Filebeat version:1.1.1
Logstash version:2.1.0
Logstash multiline codec : 2.0.9
Logstash beats plugin: 2.1.4
Elasticsearch version: 2.1.0
I am shipping logs from a linux server using filebeat. The only configuration of note here is the use of the multiline option. It ships to Logstash.
Logstash executes a series of filters on the input events. Substitutions, field additions, timestamp extraction, then inserts to Elasticsearch.
When I comment out the Elasticsearch output from the logstash configuration file and instead just use rubydebug to dump to a file, the number of events exactly matches the number of events in the logs being harvested on the filebeat server.
When I use Elasticsearch as an output, I see a small percentage of events has been duplicated. I have verified this with Kibana. The filename, offset, message content is exactly the same. This only happens when Elasticsearch is an output.
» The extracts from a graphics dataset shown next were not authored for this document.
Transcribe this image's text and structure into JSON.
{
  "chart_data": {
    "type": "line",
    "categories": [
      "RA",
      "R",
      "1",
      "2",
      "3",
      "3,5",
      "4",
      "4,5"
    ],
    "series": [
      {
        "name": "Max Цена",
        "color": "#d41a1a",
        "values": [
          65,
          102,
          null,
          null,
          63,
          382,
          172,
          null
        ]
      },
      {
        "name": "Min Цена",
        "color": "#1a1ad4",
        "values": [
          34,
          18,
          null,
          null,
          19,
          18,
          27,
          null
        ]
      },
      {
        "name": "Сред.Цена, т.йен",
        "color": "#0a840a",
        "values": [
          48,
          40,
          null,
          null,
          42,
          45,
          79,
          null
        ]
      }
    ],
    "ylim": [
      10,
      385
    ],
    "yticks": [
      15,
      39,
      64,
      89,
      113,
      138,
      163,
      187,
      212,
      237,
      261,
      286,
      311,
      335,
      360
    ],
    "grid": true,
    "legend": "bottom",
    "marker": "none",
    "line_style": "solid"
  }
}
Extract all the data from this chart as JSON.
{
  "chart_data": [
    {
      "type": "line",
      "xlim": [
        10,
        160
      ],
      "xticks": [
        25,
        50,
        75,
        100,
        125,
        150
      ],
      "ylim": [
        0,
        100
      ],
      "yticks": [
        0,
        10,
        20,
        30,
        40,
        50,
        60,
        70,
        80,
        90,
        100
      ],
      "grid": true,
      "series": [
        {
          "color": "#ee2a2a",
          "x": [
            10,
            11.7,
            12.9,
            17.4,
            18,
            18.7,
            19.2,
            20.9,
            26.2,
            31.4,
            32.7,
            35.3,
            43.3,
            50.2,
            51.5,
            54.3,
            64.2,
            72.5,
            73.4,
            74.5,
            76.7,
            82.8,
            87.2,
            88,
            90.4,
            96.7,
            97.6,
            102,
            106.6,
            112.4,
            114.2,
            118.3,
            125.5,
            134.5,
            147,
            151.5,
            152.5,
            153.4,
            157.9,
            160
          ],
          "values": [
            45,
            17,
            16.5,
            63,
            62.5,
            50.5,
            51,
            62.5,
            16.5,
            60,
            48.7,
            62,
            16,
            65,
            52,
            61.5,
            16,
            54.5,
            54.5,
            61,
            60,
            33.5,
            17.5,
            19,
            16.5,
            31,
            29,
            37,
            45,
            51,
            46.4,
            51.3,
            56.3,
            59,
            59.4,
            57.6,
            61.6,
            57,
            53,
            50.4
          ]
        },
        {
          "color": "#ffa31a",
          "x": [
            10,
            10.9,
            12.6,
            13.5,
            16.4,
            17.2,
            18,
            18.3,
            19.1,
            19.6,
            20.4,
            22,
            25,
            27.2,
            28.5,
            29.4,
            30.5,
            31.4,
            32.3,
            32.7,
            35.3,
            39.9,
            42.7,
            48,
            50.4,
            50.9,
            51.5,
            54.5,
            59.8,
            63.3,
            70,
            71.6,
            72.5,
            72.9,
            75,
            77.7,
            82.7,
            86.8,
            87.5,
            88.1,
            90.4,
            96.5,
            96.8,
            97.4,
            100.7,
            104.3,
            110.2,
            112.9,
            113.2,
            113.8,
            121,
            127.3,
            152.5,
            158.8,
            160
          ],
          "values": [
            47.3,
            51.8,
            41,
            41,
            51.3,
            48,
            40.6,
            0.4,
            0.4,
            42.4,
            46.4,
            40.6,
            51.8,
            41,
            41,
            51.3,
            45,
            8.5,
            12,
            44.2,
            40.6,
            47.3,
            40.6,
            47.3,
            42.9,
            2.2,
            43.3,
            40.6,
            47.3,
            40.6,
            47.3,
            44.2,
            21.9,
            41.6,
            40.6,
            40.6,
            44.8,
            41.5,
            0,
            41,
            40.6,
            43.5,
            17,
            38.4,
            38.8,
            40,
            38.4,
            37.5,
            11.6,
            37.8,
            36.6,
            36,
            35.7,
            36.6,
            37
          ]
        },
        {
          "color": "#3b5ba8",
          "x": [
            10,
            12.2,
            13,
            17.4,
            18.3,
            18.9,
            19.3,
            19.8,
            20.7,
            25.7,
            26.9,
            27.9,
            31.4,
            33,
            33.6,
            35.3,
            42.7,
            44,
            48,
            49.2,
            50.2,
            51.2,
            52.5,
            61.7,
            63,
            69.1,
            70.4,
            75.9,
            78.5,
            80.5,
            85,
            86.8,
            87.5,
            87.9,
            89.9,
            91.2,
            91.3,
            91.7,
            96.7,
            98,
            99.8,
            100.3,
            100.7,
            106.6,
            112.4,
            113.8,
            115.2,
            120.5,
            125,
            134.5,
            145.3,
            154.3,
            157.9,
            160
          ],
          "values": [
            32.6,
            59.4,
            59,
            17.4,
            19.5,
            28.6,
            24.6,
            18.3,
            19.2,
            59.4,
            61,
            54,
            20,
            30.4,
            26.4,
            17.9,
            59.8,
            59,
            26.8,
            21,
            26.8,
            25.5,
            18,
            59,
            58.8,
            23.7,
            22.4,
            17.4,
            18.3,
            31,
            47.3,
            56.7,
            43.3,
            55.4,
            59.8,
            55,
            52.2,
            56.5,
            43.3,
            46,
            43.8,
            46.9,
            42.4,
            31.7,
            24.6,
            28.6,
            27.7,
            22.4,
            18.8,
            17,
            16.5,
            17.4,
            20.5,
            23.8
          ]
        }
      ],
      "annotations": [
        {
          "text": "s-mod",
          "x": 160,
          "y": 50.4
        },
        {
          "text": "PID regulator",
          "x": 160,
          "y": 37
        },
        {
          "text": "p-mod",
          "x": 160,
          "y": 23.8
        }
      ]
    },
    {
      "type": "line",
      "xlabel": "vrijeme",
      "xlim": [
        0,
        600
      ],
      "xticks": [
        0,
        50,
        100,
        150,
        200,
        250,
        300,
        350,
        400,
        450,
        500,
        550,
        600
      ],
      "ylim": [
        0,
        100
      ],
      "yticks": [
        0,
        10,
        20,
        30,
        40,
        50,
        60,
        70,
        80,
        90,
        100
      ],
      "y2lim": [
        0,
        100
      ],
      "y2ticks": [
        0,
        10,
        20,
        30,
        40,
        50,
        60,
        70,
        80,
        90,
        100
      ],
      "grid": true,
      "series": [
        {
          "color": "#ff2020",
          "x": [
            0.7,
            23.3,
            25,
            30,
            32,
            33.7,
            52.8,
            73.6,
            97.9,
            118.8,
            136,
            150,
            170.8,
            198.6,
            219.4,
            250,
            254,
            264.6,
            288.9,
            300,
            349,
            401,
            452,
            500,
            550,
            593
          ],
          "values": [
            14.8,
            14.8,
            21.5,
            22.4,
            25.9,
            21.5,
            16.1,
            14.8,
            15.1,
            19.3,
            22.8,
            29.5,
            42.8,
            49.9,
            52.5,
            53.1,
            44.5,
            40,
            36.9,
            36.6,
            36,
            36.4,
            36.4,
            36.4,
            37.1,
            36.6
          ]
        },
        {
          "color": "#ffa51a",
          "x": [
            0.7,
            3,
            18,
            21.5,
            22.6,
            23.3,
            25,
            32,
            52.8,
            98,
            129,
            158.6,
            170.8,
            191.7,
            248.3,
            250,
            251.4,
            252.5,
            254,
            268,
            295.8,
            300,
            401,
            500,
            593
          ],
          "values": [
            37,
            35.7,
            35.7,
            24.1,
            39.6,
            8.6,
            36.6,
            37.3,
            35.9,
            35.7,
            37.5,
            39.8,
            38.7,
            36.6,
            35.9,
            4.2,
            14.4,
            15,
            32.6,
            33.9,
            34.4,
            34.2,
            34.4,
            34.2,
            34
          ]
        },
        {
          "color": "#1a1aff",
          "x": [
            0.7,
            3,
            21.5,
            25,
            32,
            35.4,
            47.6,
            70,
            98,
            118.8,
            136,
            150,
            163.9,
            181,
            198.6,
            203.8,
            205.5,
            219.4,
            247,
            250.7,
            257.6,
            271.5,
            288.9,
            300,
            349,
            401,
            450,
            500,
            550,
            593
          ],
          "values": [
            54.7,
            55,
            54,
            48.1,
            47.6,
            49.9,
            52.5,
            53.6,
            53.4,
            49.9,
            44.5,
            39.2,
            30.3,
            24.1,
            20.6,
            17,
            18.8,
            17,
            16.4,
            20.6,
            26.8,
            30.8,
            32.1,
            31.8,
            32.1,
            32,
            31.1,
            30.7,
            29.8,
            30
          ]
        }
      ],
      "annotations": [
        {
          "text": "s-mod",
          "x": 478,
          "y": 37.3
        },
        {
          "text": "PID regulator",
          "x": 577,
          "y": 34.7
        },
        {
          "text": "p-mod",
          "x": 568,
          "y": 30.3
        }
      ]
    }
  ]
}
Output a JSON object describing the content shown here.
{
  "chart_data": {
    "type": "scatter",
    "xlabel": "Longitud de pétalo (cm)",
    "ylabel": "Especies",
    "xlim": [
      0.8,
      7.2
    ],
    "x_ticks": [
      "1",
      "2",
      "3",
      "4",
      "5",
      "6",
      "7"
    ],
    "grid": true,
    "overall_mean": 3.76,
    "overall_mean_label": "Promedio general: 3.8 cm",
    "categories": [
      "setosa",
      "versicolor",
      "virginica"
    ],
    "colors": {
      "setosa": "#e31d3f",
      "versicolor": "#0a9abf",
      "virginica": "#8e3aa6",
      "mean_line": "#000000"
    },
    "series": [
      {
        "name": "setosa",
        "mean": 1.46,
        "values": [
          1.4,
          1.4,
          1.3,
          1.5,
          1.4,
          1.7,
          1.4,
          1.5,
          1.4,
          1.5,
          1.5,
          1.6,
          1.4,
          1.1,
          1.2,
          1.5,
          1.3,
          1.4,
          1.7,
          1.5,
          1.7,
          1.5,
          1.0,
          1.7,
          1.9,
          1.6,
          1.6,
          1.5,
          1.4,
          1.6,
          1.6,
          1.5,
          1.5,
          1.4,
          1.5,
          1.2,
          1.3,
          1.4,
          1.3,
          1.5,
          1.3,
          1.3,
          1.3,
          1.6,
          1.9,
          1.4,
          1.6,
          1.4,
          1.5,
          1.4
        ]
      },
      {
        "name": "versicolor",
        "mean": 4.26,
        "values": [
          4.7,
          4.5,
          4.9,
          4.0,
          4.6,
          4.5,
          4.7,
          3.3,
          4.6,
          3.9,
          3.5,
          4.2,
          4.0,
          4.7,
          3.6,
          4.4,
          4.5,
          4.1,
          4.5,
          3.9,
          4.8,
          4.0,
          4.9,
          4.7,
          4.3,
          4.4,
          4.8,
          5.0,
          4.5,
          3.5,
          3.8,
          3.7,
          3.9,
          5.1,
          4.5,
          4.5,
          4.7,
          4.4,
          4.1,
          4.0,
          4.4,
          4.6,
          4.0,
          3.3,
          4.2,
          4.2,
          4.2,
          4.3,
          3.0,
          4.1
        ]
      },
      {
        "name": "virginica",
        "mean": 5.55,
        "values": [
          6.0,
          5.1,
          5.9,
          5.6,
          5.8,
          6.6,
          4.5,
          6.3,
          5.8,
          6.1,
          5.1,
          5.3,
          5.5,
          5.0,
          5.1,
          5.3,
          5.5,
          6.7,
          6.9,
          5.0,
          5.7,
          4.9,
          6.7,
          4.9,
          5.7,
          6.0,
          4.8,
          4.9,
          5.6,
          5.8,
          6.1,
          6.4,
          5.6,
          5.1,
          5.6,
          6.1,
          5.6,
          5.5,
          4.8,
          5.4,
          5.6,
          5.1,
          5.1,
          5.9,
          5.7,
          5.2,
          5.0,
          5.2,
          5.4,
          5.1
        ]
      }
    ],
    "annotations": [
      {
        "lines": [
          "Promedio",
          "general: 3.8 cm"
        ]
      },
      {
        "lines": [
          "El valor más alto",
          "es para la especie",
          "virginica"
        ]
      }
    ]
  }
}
I also left the rubydebug output enabled and I have verified the duplication in the output file itself, so its definitely happening at Logstash or the forwarder and not just in Elasticsearch.
I searched for a solution and found a suggestion to use fingerprinting to prevent duplication of events in Elasticsearch. However, I would like to know why this occurs in the first place. Is this a known issue? Is it a bug or is something amiss with my configuration? If it's a bug, could you please point me to the github bug#?
What kind of performance cost will I incur if I turn on fingerprinting?